„Die Sonne brach durch einen Pilgerzug aus Wolken und schaute mit
unerbittlichem Auge herab auf das Mississippimeer.“ (Seite 17)
Wenn man eine Reihe Artikel über die Spaltung der amerikanischen
Gesellschaft liest und eine Idee davon gewinnen will, wie die Entwicklung
womöglich weiter verlaufen könnte, dann lohnt sich ein Griff zu diesem 2017 in
den USA erschienen Roman. Ich verrate sicher nicht zu viel, wenn ich jetzt
schon schreibe: Das Buch bietet eine verstörend dystopische Version der
Zukunft.
Am Ende des 21. Jahrhunderts wurde unübersehbare Realität, was das
Amerika von Trump nicht wahrhaben will. Das Klima hat sich radikal gewandelt.
Ein steigender Meeresspiegel lässt weite Küstengebiete untergehen. Die Menschen
müssen sich in einer Welt zurechtfinden, die immer weniger dem ähnelt, was sie
lange für unveränderbar hielten.
Die Spaltung der Gesellschaft führte zu zwei Bürgerkriegen, die
sich unter anderem entlang der Frage entzündeten, wie die Energie der Zukunft
gewonnen werden soll. Alle weiteren Zerwürfnisse zwischen Arm und Reich,
konservativ und liberal, im Umgang mit Migration, Rassismus etc. schwelen
weiter und brechen immer wieder in offenen Kampfhandlungen aus. Dabei steht ein
konservativer, geschrumpfter Süden im Südosten der USA, wie wir sie kennen, dem
Rest des Landes gegenüber.
Aber auch der Rest ist weit entfernt davon, noch Sehnsuchtsort und
Land der unbegrenzten Möglichkeiten zu sein. Der Status als Weltmacht oder auch
nur als Regionalmacht hat sich erledigt. Andere Länder und Regionen haben die
Führung übernommen, während die USA heillos in innere Konflikte und Kämpfe
verstrickt ist.
Flüchtlingslager, Hoffnungslosigkeit, Hunger, Selbstmordattentate,
Anschläge, rohe Gewalt – Amerikaner gegen Amerikaner – das ist die Realität am
Ende des Jahrhunderts.
Der Roman erzählt die Geschichte einer Flüchtlingsfamilie im
Süden, deren Kinder nach dem unsinnigen Tod des Vaters in einem der zahllosen
Camps aufwachsen.
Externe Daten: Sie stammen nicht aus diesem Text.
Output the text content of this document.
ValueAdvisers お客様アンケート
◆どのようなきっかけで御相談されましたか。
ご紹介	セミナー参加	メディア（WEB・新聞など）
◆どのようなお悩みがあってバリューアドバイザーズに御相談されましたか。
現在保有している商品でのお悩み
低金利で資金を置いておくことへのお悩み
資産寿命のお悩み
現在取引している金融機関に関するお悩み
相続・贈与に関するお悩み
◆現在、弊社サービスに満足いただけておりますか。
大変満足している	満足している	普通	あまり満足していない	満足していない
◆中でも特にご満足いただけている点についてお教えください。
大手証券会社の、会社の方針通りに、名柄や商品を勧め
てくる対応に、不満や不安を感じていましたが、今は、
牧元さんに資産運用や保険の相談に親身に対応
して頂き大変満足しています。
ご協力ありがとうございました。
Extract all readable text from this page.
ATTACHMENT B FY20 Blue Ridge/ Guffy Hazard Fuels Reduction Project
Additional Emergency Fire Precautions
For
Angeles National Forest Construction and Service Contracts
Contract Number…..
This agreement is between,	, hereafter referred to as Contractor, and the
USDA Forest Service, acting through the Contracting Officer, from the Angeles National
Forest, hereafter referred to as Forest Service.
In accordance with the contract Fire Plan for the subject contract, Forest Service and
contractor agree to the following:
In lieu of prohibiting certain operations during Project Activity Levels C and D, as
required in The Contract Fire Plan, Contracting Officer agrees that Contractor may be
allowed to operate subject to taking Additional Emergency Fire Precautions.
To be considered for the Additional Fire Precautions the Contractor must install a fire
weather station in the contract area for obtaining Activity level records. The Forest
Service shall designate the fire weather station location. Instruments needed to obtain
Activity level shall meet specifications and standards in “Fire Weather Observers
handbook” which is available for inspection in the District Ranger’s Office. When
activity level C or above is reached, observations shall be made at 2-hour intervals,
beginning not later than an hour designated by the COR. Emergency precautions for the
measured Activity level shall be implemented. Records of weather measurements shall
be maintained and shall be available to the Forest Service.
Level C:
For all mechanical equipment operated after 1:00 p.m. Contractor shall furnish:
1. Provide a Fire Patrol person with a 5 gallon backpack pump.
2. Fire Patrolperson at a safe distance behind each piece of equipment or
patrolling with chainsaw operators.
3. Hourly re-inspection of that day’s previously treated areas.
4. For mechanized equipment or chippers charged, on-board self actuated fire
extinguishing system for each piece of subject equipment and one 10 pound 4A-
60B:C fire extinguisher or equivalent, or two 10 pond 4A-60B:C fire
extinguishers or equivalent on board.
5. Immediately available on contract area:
Der Sohn schließt sich den Rebellen an, und die Hauptfigur
Sarat Chestnut wird in ihrem Kampf ums Überleben selbst zur Waffe.
Die Geschichte ist trost- und hoffnungslos durch und durch. Den
Atem anhaltend hab ich beim Lesen zugeschaut, wie das eigentlich Vorhersehbare
erbarmungslos entfaltet. Mein zivilisiertes Wohlstandsgewissen rebellierte,
weil wir doch sehr wohl um die Spirale von Gewalt, Hunger und
Perspektivlosigkeit wissen. Leider agieren die Figuren in der Geschichte
genauso kurzsichtig, rachsüchtig, gewalttätig und irrational wie wir Menschen
offenbar noch immer sind.
Der Roman bleibt immer dicht seiner Hauptfigur auf den Fersen. Die
großen Zusammenhänge liefern den Hintergrund, die Begleitmusik. Intensiv gezeichnet
entfaltet sich das durch und durch vermurkste Leben von Sarat Chestnut. Obwohl
sie selbst das Ausmaß ihres zerstörten Lebens immer klarer sieht, kann und will
sie letztlich nicht mehr umsteuern. Ihr Leben ist eine Warnung in Sachen
Ausweglosigkeit und davor, wozu Menschen ohne Perspektive sich getrieben fühlen
können.
Kurz und gut: Passend für nasskalte, trübe Herbsttage – intensiv,
verstörend, dystopisch und schnörkellos erzählt.